PrintClose
Question
How did the current concepts about "data quality" develop?
 
Answer

Waste programs depend on analytical methods to detect and quantify low or trace contaminant concentrations in very complex matrices, such as soils, sediments, waste materials, and natural waters. No such technologies existed early in EPA’s history. They were developed and standardized in the 1970s and 1980s. It was expected then that site data would be more reliable if analytical procedures were more sophisticated, and their operation was standardized. This concept became codified through EPA guidance, state regulations, and lab certification programs that laid down strict requirements for which analytical methods were acceptable and how they were implemented. "Data quality" was defined in terms of these strict guidelines. "Definitive" and "screening" levels of data quality were defined according to the rigor of the analytical method and associated QC.

Although this first-generation data quality model made sense at the time, practitioners discovered that it had fatal flaws. One critical oversimplification is the fact that contaminants are heterogeneously distributed at both smaller and larger spatial scales throughout environmental matrices. Spatial contaminant heterogeneity may be random or be strongly patterned by pollutant release and migration mechanisms. In either case, the existence of spatial heterogeneity makes it difficult to reliably extrapolate the results of tiny 1- or 2-gram analytical samples back to the tons of matrix from which the samples came.

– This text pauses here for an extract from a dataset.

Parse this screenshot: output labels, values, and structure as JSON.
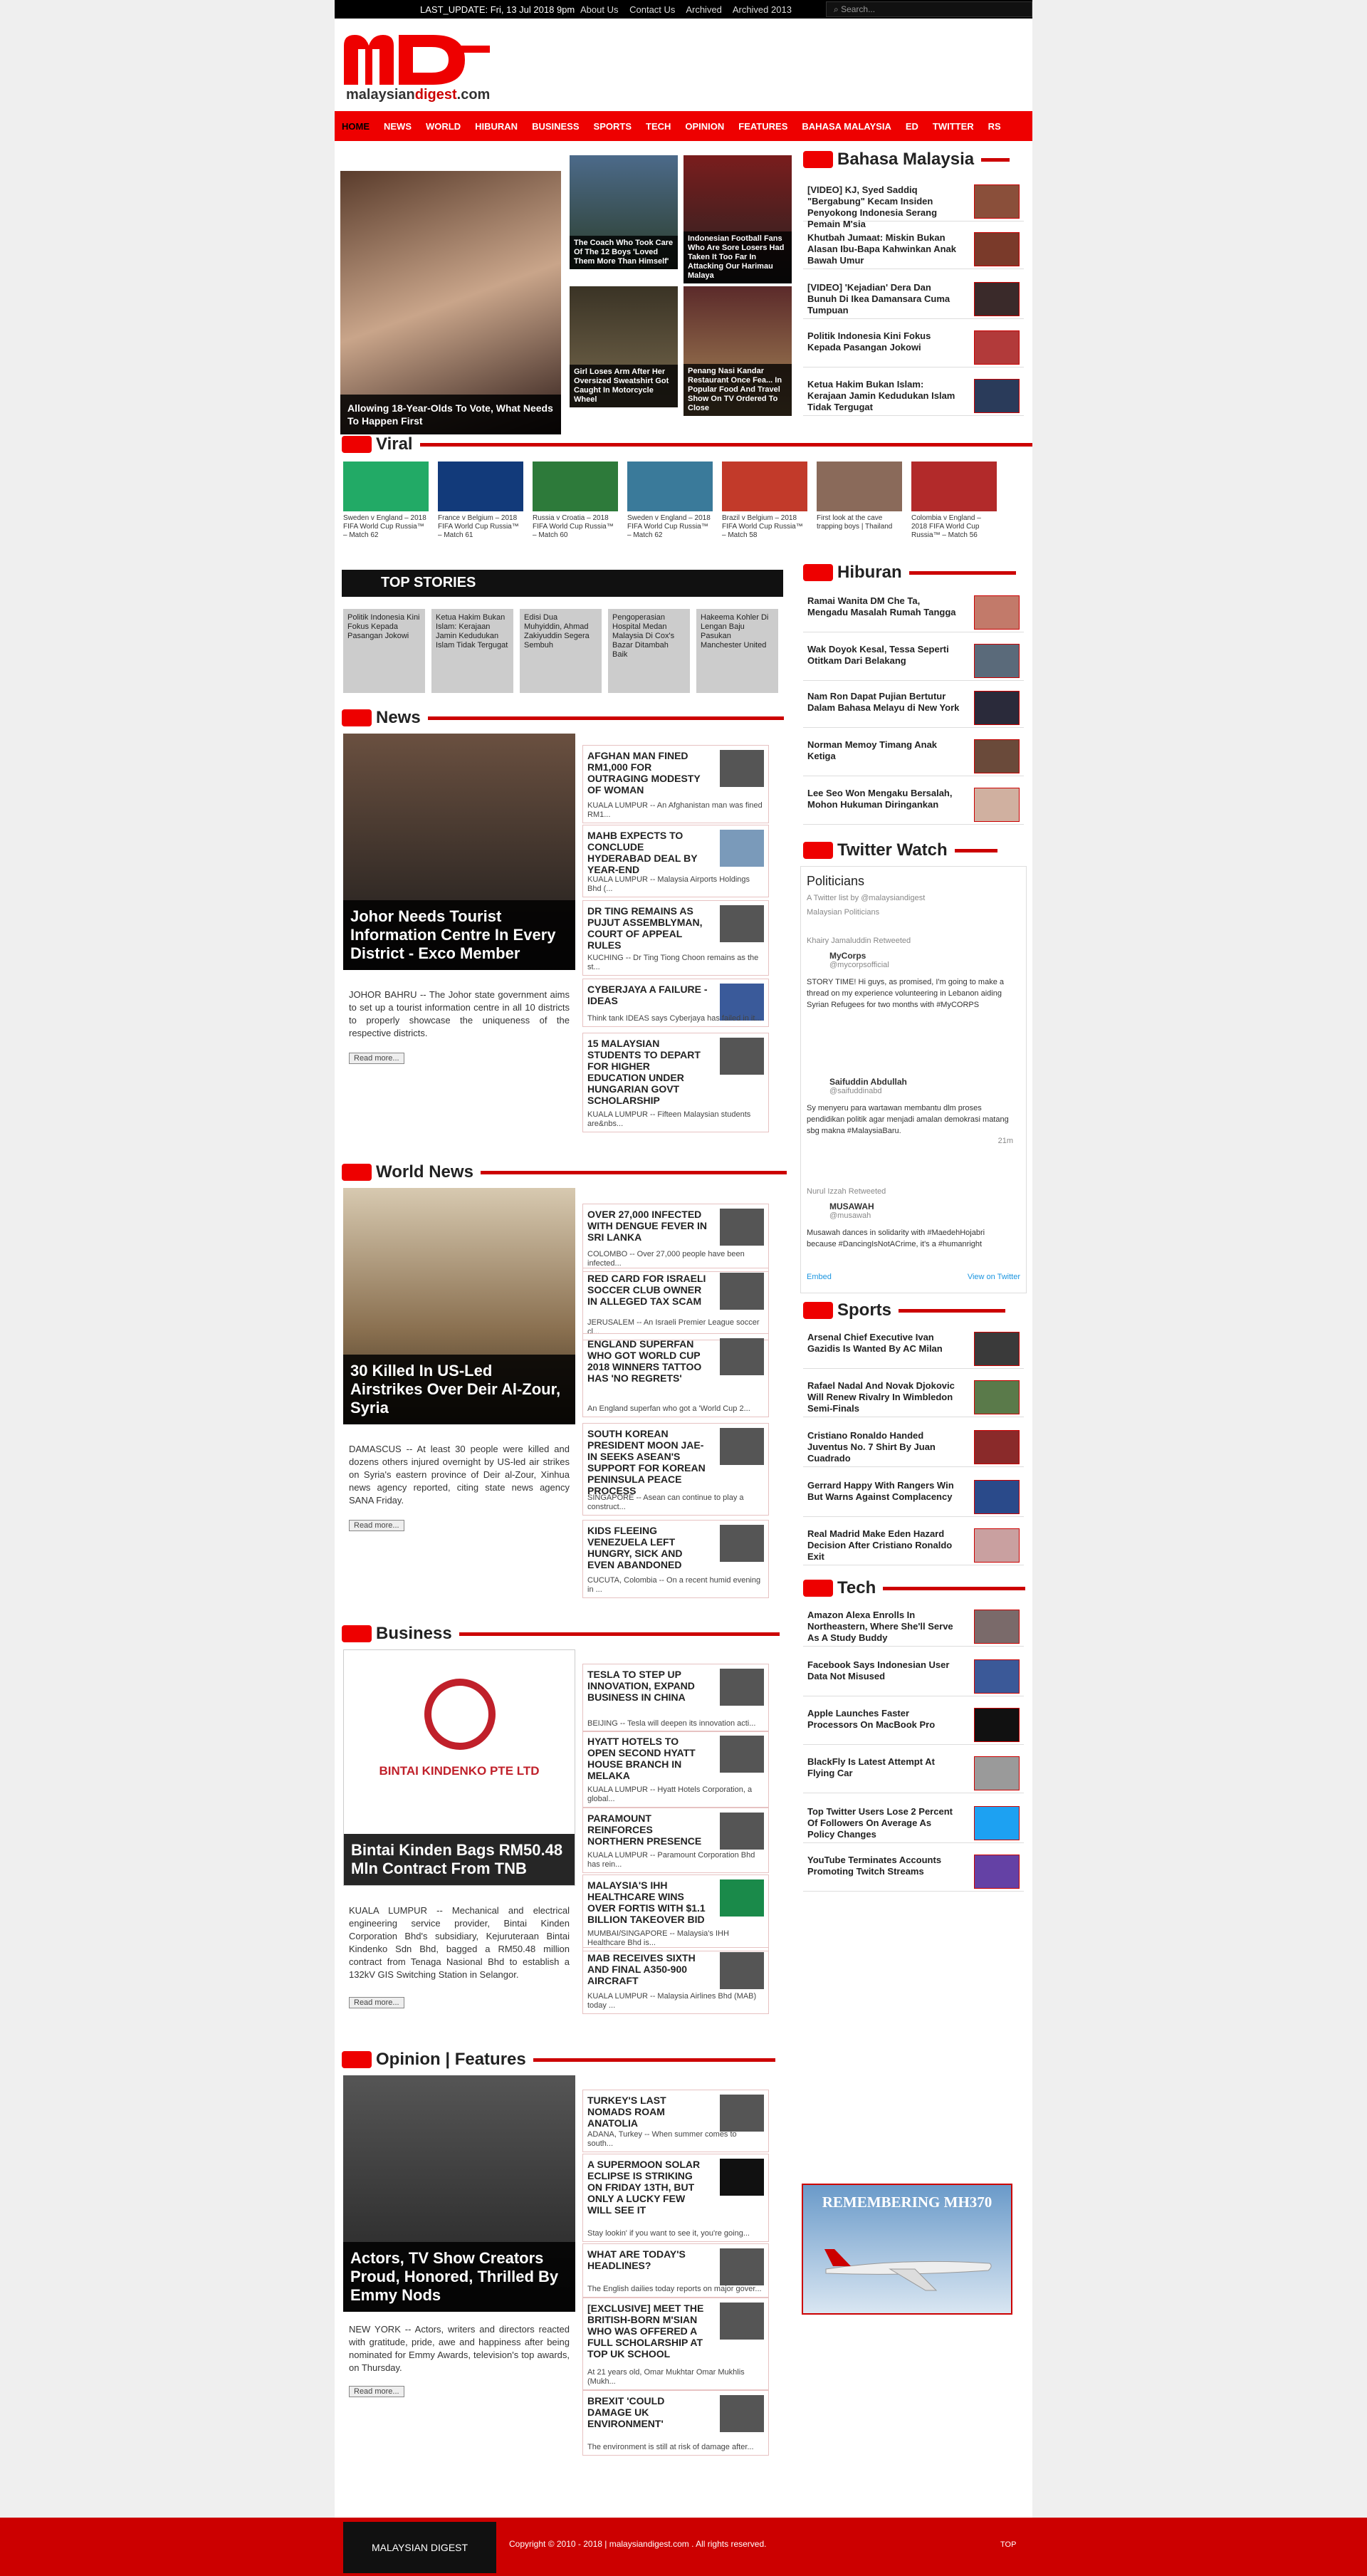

Expensive analyses accurate to 2 decimal places on 1-gram samples are not particularly useful if two 1-gram samples from the same sample jar or only 1 foot apart in the field are orders of magnitude different. Heterogeneity also complicates the design of analytical methods: variations in composition and particle size can alter the efficiency of sample preparation procedures. Acceptable performance of a standardized method on idealized matrices such as clean sand and reagent water cannot be presumed to predict equivalent method performance on real-world samples. Enough project experience has accumulated for the environmental community to recognize that generating and interpreting pollutant data is more complicated than originally expected. The first-generation data quality model does not accommodate real-world variability well enough to support efficient projects.